Scottish Writers' Centre In Process Masterclass with Alasdair Gray - CANCELLED
Tue 7 July 2015

Alasdair Gray
Please note, unfortunately due to ill health this event has been cancelled. We wish Alasdair well in his recovery.
Alasdair Gray (born December 28th, 1934) is a Scottish writer and artist. Perhaps his most acclaimed work is the novel Lanark (Alasdair’s debut title, published in 1981 and written over a period of almost thirty years). It is now regarded as a classic, and was described by the Guardian as “one of the landmarks of 20th-century fiction.” His book, Poor Things (1992), won the Whitbread Novel Award and the Guardian Fiction Prize. He describes himself as a civic nationalist and a republican.
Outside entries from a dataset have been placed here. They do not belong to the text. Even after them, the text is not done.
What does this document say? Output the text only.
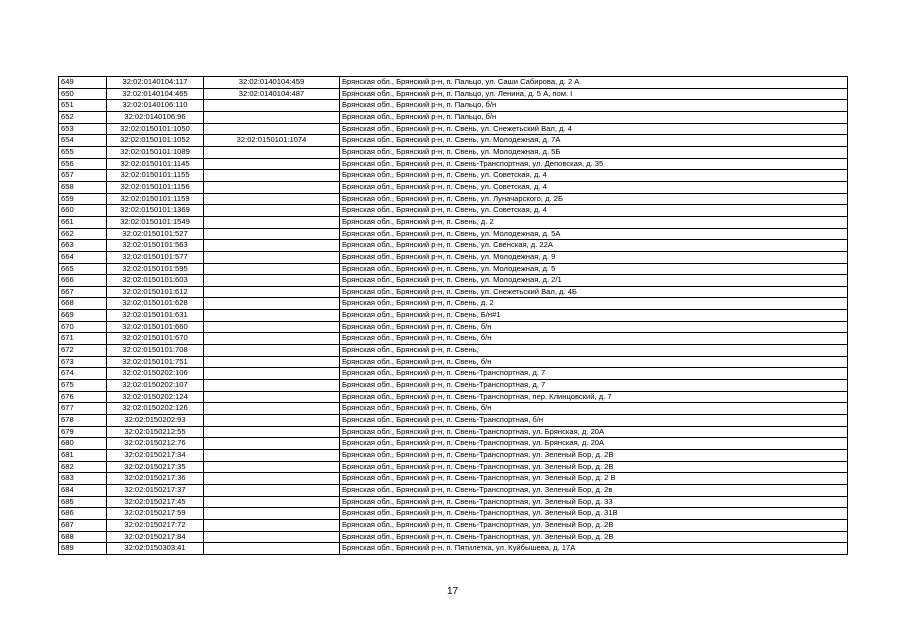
649	32:02:0140104:117	32:02:0140104:459	Брянская обл., Брянский р-н, п. Пальцо, ул. Саши Сабирова, д. 2 А
650	32:02:0140104:465	32:02:0140104:487	Брянская обл., Брянский р-н, п. Пальцо, ул. Ленина, д. 5 А, пом. I
651	32:02:0140106:110		Брянская обл., Брянский р-н, п. Пальцо, б/н
652	32:02:0140106:96		Брянская обл., Брянский р-н, п. Пальцо, б/н
653	32:02:0150101:1050		Брянская обл., Брянский р-н, п. Свень, ул. Снежетьский Вал, д. 4
654	32:02:0150101:1052	32:02:0150101:1074	Брянская обл., Брянский р-н, п. Свень, ул. Молодежная, д. 7А
655	32:02:0150101:1089		Брянская обл., Брянский р-н, п. Свень, ул. Молодежная, д. 5Б
656	32:02:0150101:1145		Брянская обл., Брянский р-н, п. Свень-Транспортная, ул. Деповская, д. 35
657	32:02:0150101:1155		Брянская обл., Брянский р-н, п. Свень, ул. Советская, д. 4
658	32:02:0150101:1156		Брянская обл., Брянский р-н, п. Свень, ул. Советская, д. 4
659	32:02:0150101:1159		Брянская обл., Брянский р-н, п. Свень, ул. Луначарского, д. 2Б
660	32:02:0150101:1369		Брянская обл., Брянский р-н, п. Свень, ул. Советская, д. 4
661	32:02:0150101:1549		Брянская обл., Брянский р-н, п. Свень, д. 2
662	32:02:0150101:527		Брянская обл., Брянский р-н, п. Свень, ул. Молодежная, д. 5А
663	32:02:0150101:563		Брянская обл., Брянский р-н, п. Свень, ул. Свенская, д. 22А
664	32:02:0150101:577		Брянская обл., Брянский р-н, п. Свень, ул. Молодежная, д. 9
665	32:02:0150101:595		Брянская обл., Брянский р-н, п. Свень, ул. Молодежная, д. 5
666	32:02:0150101:603		Брянская обл., Брянский р-н, п. Свень, ул. Молодежная, д. 2/1
667	32:02:0150101:612		Брянская обл., Брянский р-н, п. Свень, ул. Снежетьский Вал, д. 4Б
668	32:02:0150101:628		Брянская обл., Брянский р-н, п. Свень, д. 2
669	32:02:0150101:631		Брянская обл., Брянский р-н, п. Свень, Б/н#1
670	32:02:0150101:660		Брянская обл., Брянский р-н, п. Свень, б/н
671	32:02:0150101:670		Брянская обл., Брянский р-н, п. Свень, б/н
672	32:02:0150101:708		Брянская обл., Брянский р-н, п. Свень,
673	32:02:0150101:751		Брянская обл., Брянский р-н, п. Свень, б/н
674	32:02:0150202:106		Брянская обл., Брянский р-н, п. Свень-Транспортная, д. 7
675	32:02:0150202:107		Брянская обл., Брянский р-н, п. Свень-Транспортная, д. 7
676	32:02:0150202:124		Брянская обл., Брянский р-н, п. Свень-Транспортная, пер. Клинцовский, д. 7
677	32:02:0150202:126		Брянская обл., Брянский р-н, п. Свень, б/н
678	32:02:0150202:93		Брянская обл., Брянский р-н, п. Свень-Транспортная, б/н
679	32:02:0150212:55		Брянская обл., Брянский р-н, п. Свень-Транспортная, ул. Брянская, д. 20А
680	32:02:0150212:76		Брянская обл., Брянский р-н, п. Свень-Транспортная, ул. Брянская, д. 20А
681	32:02:0150217:34		Брянская обл., Брянский р-н, п. Свень-Транспортная, ул. Зеленый Бор, д. 2В
682	32:02:0150217:35		Брянская обл., Брянский р-н, п. Свень-Транспортная, ул. Зеленый Бор, д. 2В
683	32:02:0150217:36		Брянская обл., Брянский р-н, п. Свень-Транспортная, ул. Зеленый Бор, д. 2 В
684	32:02:0150217:37		Брянская обл., Брянский р-н, п. Свень-Транспортная, ул. Зеленый Бор, д. 2в
685	32:02:0150217:45		Брянская обл., Брянский р-н, п. Свень-Транспортная, ул. Зеленый Бор, д. 33
686	32:02:0150217:59		Брянская обл., Брянский р-н, п. Свень-Транспортная, ул. Зеленый Бор, д. 31В
687	32:02:0150217:72		Брянская обл., Брянский р-н, п. Свень-Транспортная, ул. Зеленый Бор, д. 2В
688	32:02:0150217:84		Брянская обл., Брянский р-н, п. Свень-Транспортная, ул. Зеленый Бор, д. 2В
689	32:02:0150303:41		Брянская обл., Брянский р-н, п. Пятилетка, ул. Куйбышева, д. 17А
17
Alasdair’s works combine realism, fantasy, and science fiction, in addition to the clever use of typography and his own illustrations. He has also written on politics, in support of socialism and Scottish independence, and on the history of English literature. He has been described by author Will Self as “a creative polymath with an integrated politico-philosophic vision”, and as “a great writer, perhaps the greatest living in this archipelago today”. Alasdair, meanwhile, describes himself as “a fat, spectacled, balding, increasingly old Glasgow pedestrian.”